Homework Help: Angular dynamics

1. Apr 9, 2013

MMCS

A constant torque of 150Nm applied to a turbine rotor is sufficient to overcome the constant bearing friction and to give it a speed of 75rpm from rest after 9 revolutions. When the torque is removed, the rotor turns for a further 23 revolutions before stopping. Determine the moment of inertia of the rotor and the bearing friction

Equations

ω22-ω12 / 2 * (9*2∏) = ang accel = 1963.5

On accelerating
150Nm - Inertia Torque - Bearing friction = 0

On decelerating
Inertia Torque = bearing friction

2. Apr 9, 2013

haruspex

Fuller use of parentheses would help: (ω22-ω12) / (2 * 9*2∏)
That's the acceleration in the first phase, right?
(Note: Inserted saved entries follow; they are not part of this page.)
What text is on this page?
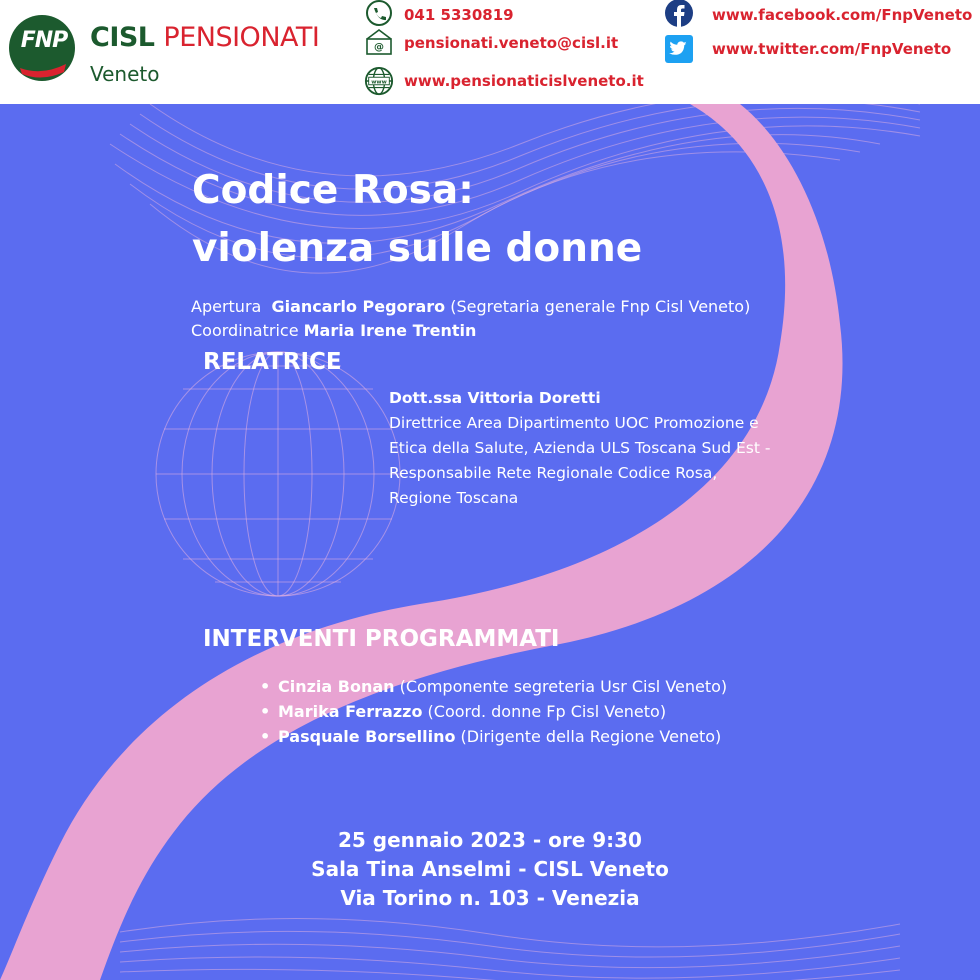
FNP CISL PENSIONATI
Veneto
041 5330819
@ pensionati.veneto@cisl.it
www www.pensionaticislveneto.it
www.facebook.com/FnpVeneto
www.twitter.com/FnpVeneto
Codice Rosa:
violenza sulle donne
Apertura Giancarlo Pegoraro (Segretaria generale Fnp Cisl Veneto)
Coordinatrice Maria Irene Trentin
RELATRICE
Dott.ssa Vittoria Doretti
Direttrice Area Dipartimento UOC Promozione e
Etica della Salute, Azienda ULS Toscana Sud Est -
Responsabile Rete Regionale Codice Rosa,
Regione Toscana
INTERVENTI PROGRAMMATI
• Cinzia Bonan (Componente segreteria Usr Cisl Veneto)
• Marika Ferrazzo (Coord. donne Fp Cisl Veneto)
• Pasquale Borsellino (Dirigente della Regione Veneto)
25 gennaio 2023 - ore 9:30
Sala Tina Anselmi - CISL Veneto
Via Torino n. 103 - Venezia
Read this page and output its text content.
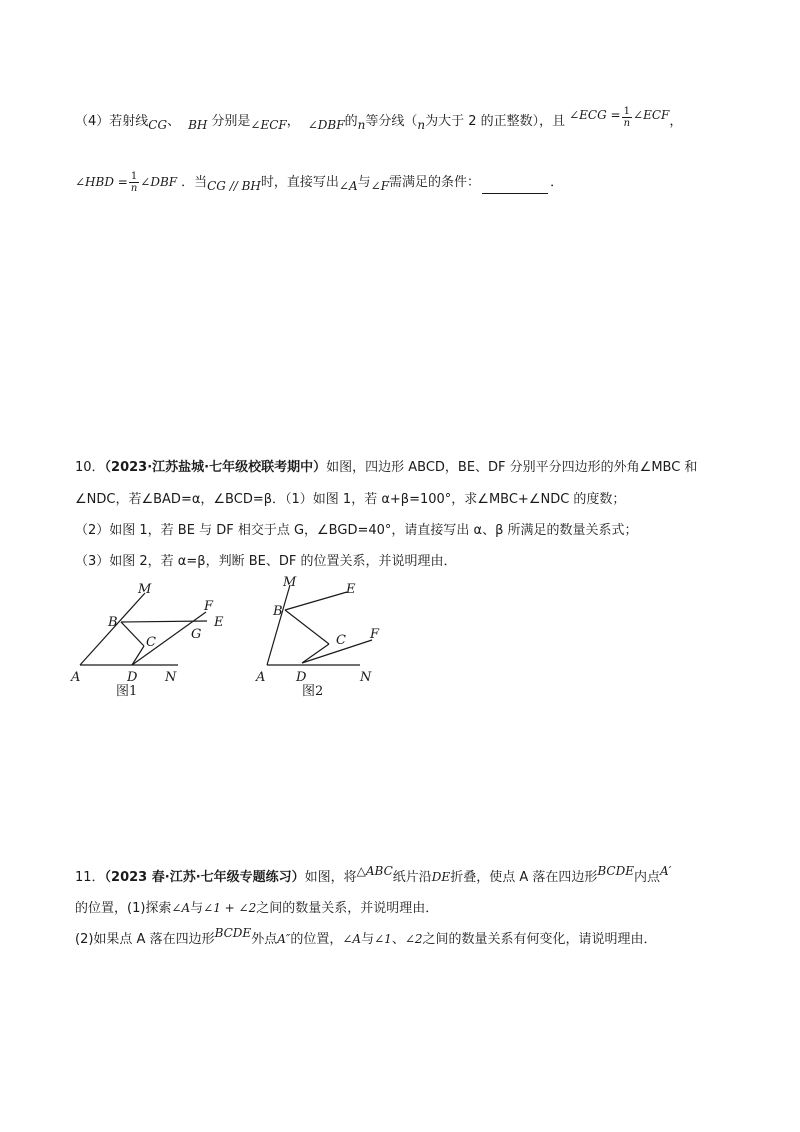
（4）若射线CG、 BH 分别是∠ECF， ∠DBF的n等分线（n为大于 2 的正整数），且 ∠ECG = $\frac{1}{n}$ ∠ECF，
∠HBD = $\frac{1}{n}$ ∠DBF ．当CG // BH时，直接写出∠A与∠F需满足的条件：	．
10．（2023·江苏盐城·七年级校联考期中）如图，四边形 ABCD，BE、DF 分别平分四边形的外角∠MBC 和
∠NDC，若∠BAD=α，∠BCD=β．（1）如图 1，若 α+β=100°，求∠MBC+∠NDC 的度数；
（2）如图 1，若 BE 与 DF 相交于点 G，∠BGD=40°，请直接写出 α、β 所满足的数量关系式；
（3）如图 2，若 α=β，判断 BE、DF 的位置关系，并说明理由．
M
B
F
E
G
C
A	D N
图1
M	E
B
C F
A D	N
图2
11．（2023 春·江苏·七年级专题练习）如图，将△ABC纸片沿DE折叠，使点 A 落在四边形BCDE内点A′
的位置，(1)探索∠A与∠1 + ∠2之间的数量关系，并说明理由．
(2)如果点 A 落在四边形BCDE外点A″的位置，∠A与∠1、∠2之间的数量关系有何变化，请说明理由．
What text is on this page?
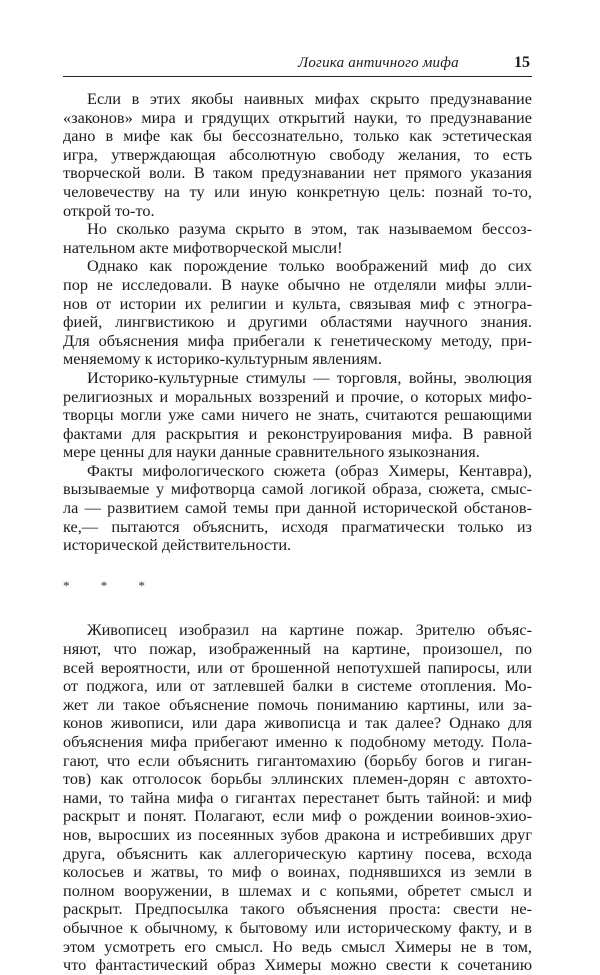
Логика античного мифа	15
Если в этих якобы наивных мифах скрыто предузнавание
«законов» мира и грядущих открытий науки, то предузнавание
дано в мифе как бы бессознательно, только как эстетическая
игра, утверждающая абсолютную свободу желания, то есть
творческой воли. В таком предузнавании нет прямого указания
человечеству на ту или иную конкретную цель: познай то-то,
открой то-то.
Но сколько разума скрыто в этом, так называемом бессоз-
нательном акте мифотворческой мысли!
Однако как порождение только воображений миф до сих
пор не исследовали. В науке обычно не отделяли мифы элли-
нов от истории их религии и культа, связывая миф с этногра-
фией, лингвистикою и другими областями научного знания.
Для объяснения мифа прибегали к генетическому методу, при-
меняемому к историко-культурным явлениям.
Историко-культурные стимулы — торговля, войны, эволюция
религиозных и моральных воззрений и прочие, о которых мифо-
творцы могли уже сами ничего не знать, считаются решающими
фактами для раскрытия и реконструирования мифа. В равной
мере ценны для науки данные сравнительного языкознания.
Факты мифологического сюжета (образ Химеры, Кентавра),
вызываемые у мифотворца самой логикой образа, сюжета, смыс-
ла — развитием самой темы при данной исторической обстанов-
ке,— пытаются объяснить, исходя прагматически только из
исторической действительности.
* * *
Живописец изобразил на картине пожар. Зрителю объяс-
няют, что пожар, изображенный на картине, произошел, по
всей вероятности, или от брошенной непотухшей папиросы, или
от поджога, или от затлевшей балки в системе отопления. Мо-
жет ли такое объяснение помочь пониманию картины, или за-
конов живописи, или дара живописца и так далее? Однако для
объяснения мифа прибегают именно к подобному методу. Пола-
гают, что если объяснить гигантомахию (борьбу богов и гиган-
тов) как отголосок борьбы эллинских племен-дорян с автохто-
нами, то тайна мифа о гигантах перестанет быть тайной: и миф
раскрыт и понят. Полагают, если миф о рождении воинов-эхио-
нов, выросших из посеянных зубов дракона и истребивших друг
друга, объяснить как аллегорическую картину посева, всхода
колосьев и жатвы, то миф о воинах, поднявшихся из земли в
полном вооружении, в шлемах и с копьями, обретет смысл и
раскрыт. Предпосылка такого объяснения проста: свести не-
обычное к обычному, к бытовому или историческому факту, и в
этом усмотреть его смысл. Но ведь смысл Химеры не в том,
что фантастический образ Химеры можно свести к сочетанию
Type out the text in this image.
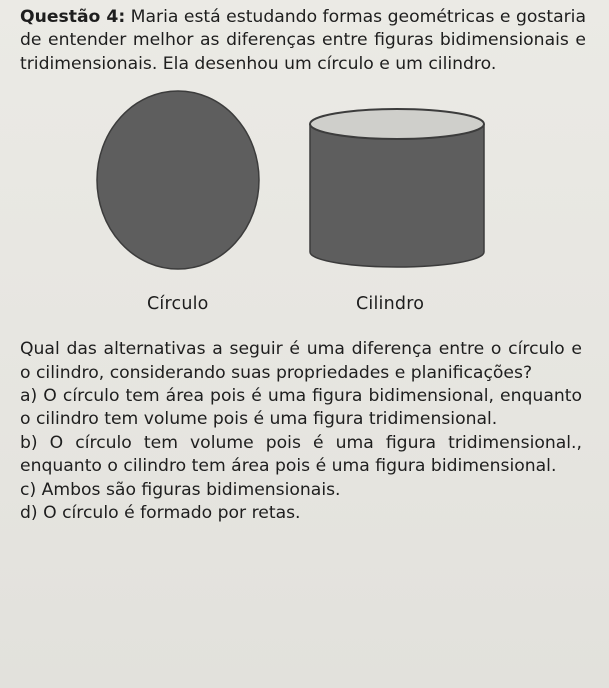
Questão 4: Maria está estudando formas geométricas e gostaria de entender melhor as diferenças entre figuras bidimensionais e tridimensionais. Ela desenhou um círculo e um cilindro.

Círculo	Cilindro

Qual das alternativas a seguir é uma diferença entre o círculo e o cilindro, considerando suas propriedades e planificações?

a) O círculo tem área pois é uma figura bidimensional, enquanto o cilindro tem volume pois é uma figura tridimensional.

b) O círculo tem volume pois é uma figura tridimensional., enquanto o cilindro tem área pois é uma figura bidimensional.

c) Ambos são figuras bidimensionais.

d) O círculo é formado por retas.
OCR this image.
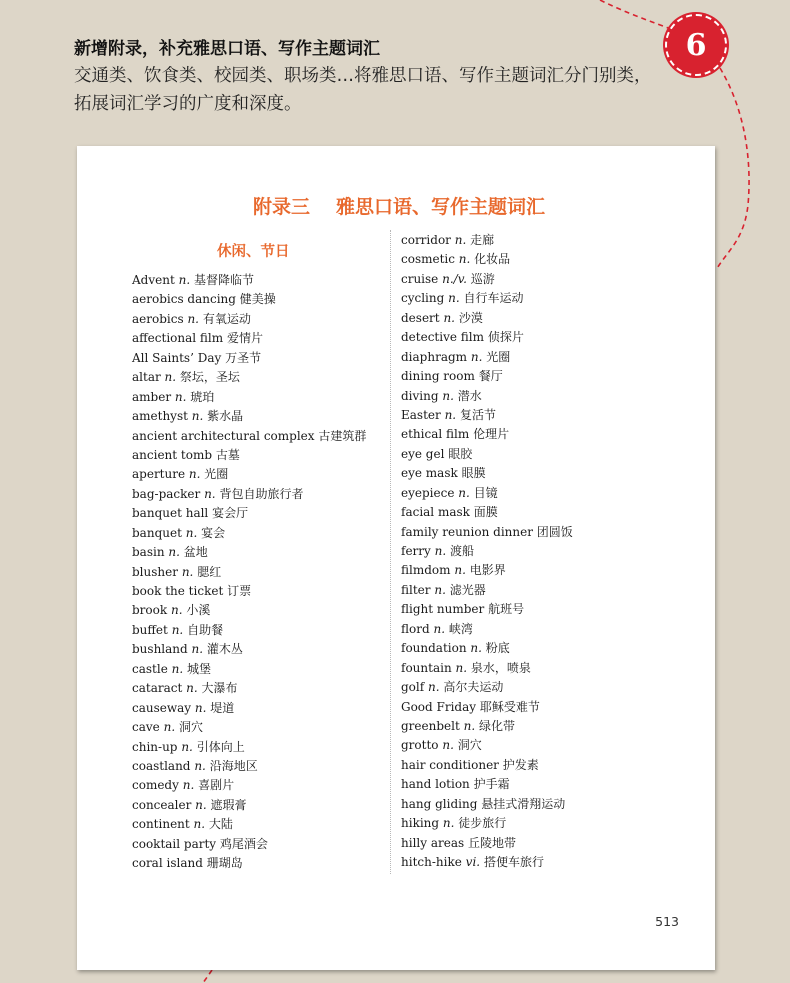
6
新增附录，补充雅思口语、写作主题词汇

交通类、饮食类、校园类、职场类…将雅思口语、写作主题词汇分门别类，拓展词汇学习的广度和深度。

附录三 雅思口语、写作主题词汇
休闲、节日
Advent n. 基督降临节
aerobics dancing 健美操
aerobics n. 有氧运动
affectional film 爱情片
All Saints’ Day 万圣节
altar n. 祭坛，圣坛
amber n. 琥珀
amethyst n. 紫水晶
ancient architectural complex 古建筑群
ancient tomb 古墓
aperture n. 光圈
bag-packer n. 背包自助旅行者
banquet hall 宴会厅
banquet n. 宴会
basin n. 盆地
blusher n. 腮红
book the ticket 订票
brook n. 小溪
buffet n. 自助餐
bushland n. 灌木丛
castle n. 城堡
cataract n. 大瀑布
causeway n. 堤道
cave n. 洞穴
chin-up n. 引体向上
coastland n. 沿海地区
comedy n. 喜剧片
concealer n. 遮瑕膏
continent n. 大陆
cooktail party 鸡尾酒会
coral island 珊瑚岛
corridor n. 走廊
cosmetic n. 化妆品
cruise n./v. 巡游
cycling n. 自行车运动
desert n. 沙漠
detective film 侦探片
diaphragm n. 光圈
dining room 餐厅
diving n. 潜水
Easter n. 复活节
ethical film 伦理片
eye gel 眼胶
eye mask 眼膜
eyepiece n. 目镜
facial mask 面膜
family reunion dinner 团圆饭
ferry n. 渡船
filmdom n. 电影界
filter n. 滤光器
flight number 航班号
flord n. 峡湾
foundation n. 粉底
fountain n. 泉水，喷泉
golf n. 高尔夫运动
Good Friday 耶稣受难节
greenbelt n. 绿化带
grotto n. 洞穴
hair conditioner 护发素
hand lotion 护手霜
hang gliding 悬挂式滑翔运动
hiking n. 徒步旅行
hilly areas 丘陵地带
hitch-hike vi. 搭便车旅行
513
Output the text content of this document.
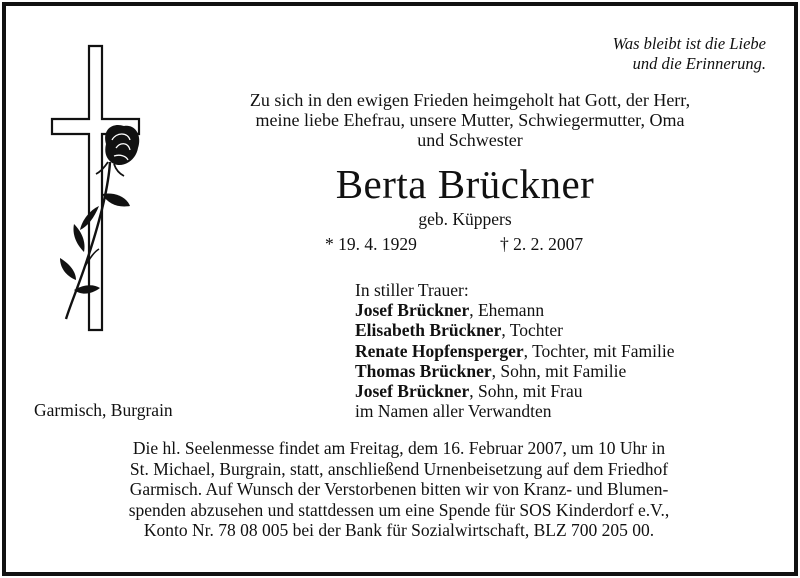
Was bleibt ist die Liebe
und die Erinnerung.
Zu sich in den ewigen Frieden heimgeholt hat Gott, der Herr,
meine liebe Ehefrau, unsere Mutter, Schwiegermutter, Oma
und Schwester
Berta Brückner
geb. Küppers
* 19. 4. 1929	† 2. 2. 2007
In stiller Trauer:
Josef Brückner, Ehemann
Elisabeth Brückner, Tochter
Renate Hopfensperger, Tochter, mit Familie
Thomas Brückner, Sohn, mit Familie
Josef Brückner, Sohn, mit Frau
im Namen aller Verwandten
Garmisch, Burgrain
Die hl. Seelenmesse findet am Freitag, dem 16. Februar 2007, um 10 Uhr in
St. Michael, Burgrain, statt, anschließend Urnenbeisetzung auf dem Friedhof
Garmisch. Auf Wunsch der Verstorbenen bitten wir von Kranz- und Blumen-
spenden abzusehen und stattdessen um eine Spende für SOS Kinderdorf e.V.,
Konto Nr. 78 08 005 bei der Bank für Sozialwirtschaft, BLZ 700 205 00.
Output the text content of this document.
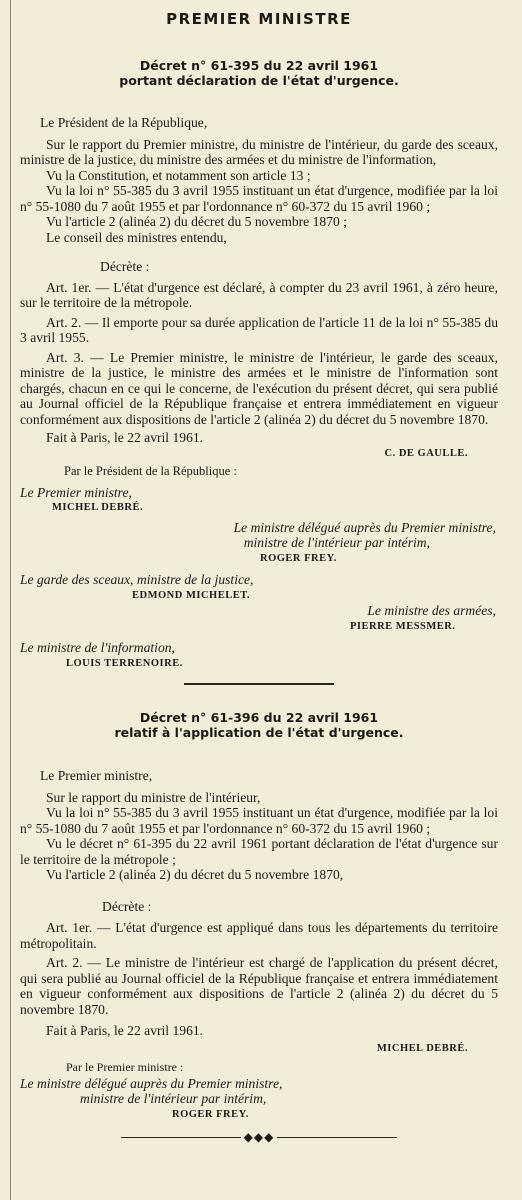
PREMIER MINISTRE
Décret n° 61-395 du 22 avril 1961
portant déclaration de l'état d'urgence.

Le Président de la République,

Sur le rapport du Premier ministre, du ministre de l'intérieur, du garde des sceaux, ministre de la justice, du ministre des armées et du ministre de l'information,

Vu la Constitution, et notamment son article 13 ;

Vu la loi n° 55-385 du 3 avril 1955 instituant un état d'urgence, modifiée par la loi n° 55-1080 du 7 août 1955 et par l'ordonnance n° 60-372 du 15 avril 1960 ;

Vu l'article 2 (alinéa 2) du décret du 5 novembre 1870 ;

Le conseil des ministres entendu,

Décrète :

Art. 1er. — L'état d'urgence est déclaré, à compter du 23 avril 1961, à zéro heure, sur le territoire de la métropole.

Art. 2. — Il emporte pour sa durée application de l'article 11 de la loi n° 55-385 du 3 avril 1955.

Art. 3. — Le Premier ministre, le ministre de l'intérieur, le garde des sceaux, ministre de la justice, le ministre des armées et le ministre de l'information sont chargés, chacun en ce qui le concerne, de l'exécution du présent décret, qui sera publié au Journal officiel de la République française et entrera immédiatement en vigueur conformément aux dispositions de l'article 2 (alinéa 2) du décret du 5 novembre 1870.

Fait à Paris, le 22 avril 1961.

C. DE GAULLE.

Par le Président de la République :

Le Premier ministre,

MICHEL DEBRÉ.

Le ministre délégué auprès du Premier ministre,

ministre de l'intérieur par intérim,

ROGER FREY.

Le garde des sceaux, ministre de la justice,

EDMOND MICHELET.

Le ministre des armées,

PIERRE MESSMER.

Le ministre de l'information,

LOUIS TERRENOIRE.
Décret n° 61-396 du 22 avril 1961
relatif à l'application de l'état d'urgence.

Le Premier ministre,

Sur le rapport du ministre de l'intérieur,

Vu la loi n° 55-385 du 3 avril 1955 instituant un état d'urgence, modifiée par la loi n° 55-1080 du 7 août 1955 et par l'ordonnance n° 60-372 du 15 avril 1960 ;

Vu le décret n° 61-395 du 22 avril 1961 portant déclaration de l'état d'urgence sur le territoire de la métropole ;

Vu l'article 2 (alinéa 2) du décret du 5 novembre 1870,

Décrète :

Art. 1er. — L'état d'urgence est appliqué dans tous les départements du territoire métropolitain.

Art. 2. — Le ministre de l'intérieur est chargé de l'application du présent décret, qui sera publié au Journal officiel de la République française et entrera immédiatement en vigueur conformément aux dispositions de l'article 2 (alinéa 2) du décret du 5 novembre 1870.

Fait à Paris, le 22 avril 1961.

MICHEL DEBRÉ.

Par le Premier ministre :

Le ministre délégué auprès du Premier ministre,

ministre de l'intérieur par intérim,

ROGER FREY.
◆◆◆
What about the slowing down phase?
OK, so flesh that out. Put in symbols for the two quantities to be determined and write out the torque equations using them.

3. Apr 25, 2013

MMCS

Ok so, decelleration

471.22/(2*(23*2∏)) = -768.3

So two formulas

accelerating
150 - bearing friction - (1963.13 * Moment of inertia) = 0

decelerating
bearing friction - (768.3 * Moment of inertia) = 0

Combined

150 - (768.3*moment in inertia)-(1963.13*moment of inertia)=0
150-2731.4*moment of inertia = 0
moment of inertia = 0.0549
This is incorrect as i have the answer to be 198kgm2

however, if i use my value of 0.0549 to find bearing friction i get

bearing friction - 768.3 * moment of inertia = 0
bearing friction - 768.3 * 0.0549 = 0
bearing friction = 42.2, which i have to be the correct answer
it seems odd that solving them simultaneously would give me one correct answer and one incorrect, have i made a mistake?

4. Apr 25, 2013

haruspex

I didn't check the details of your arithmetic before. You seem to have used 75rpm as though it's revs per second. Looks like that error was self-cancelling in calculating the bearing friction but not in calculating the MI.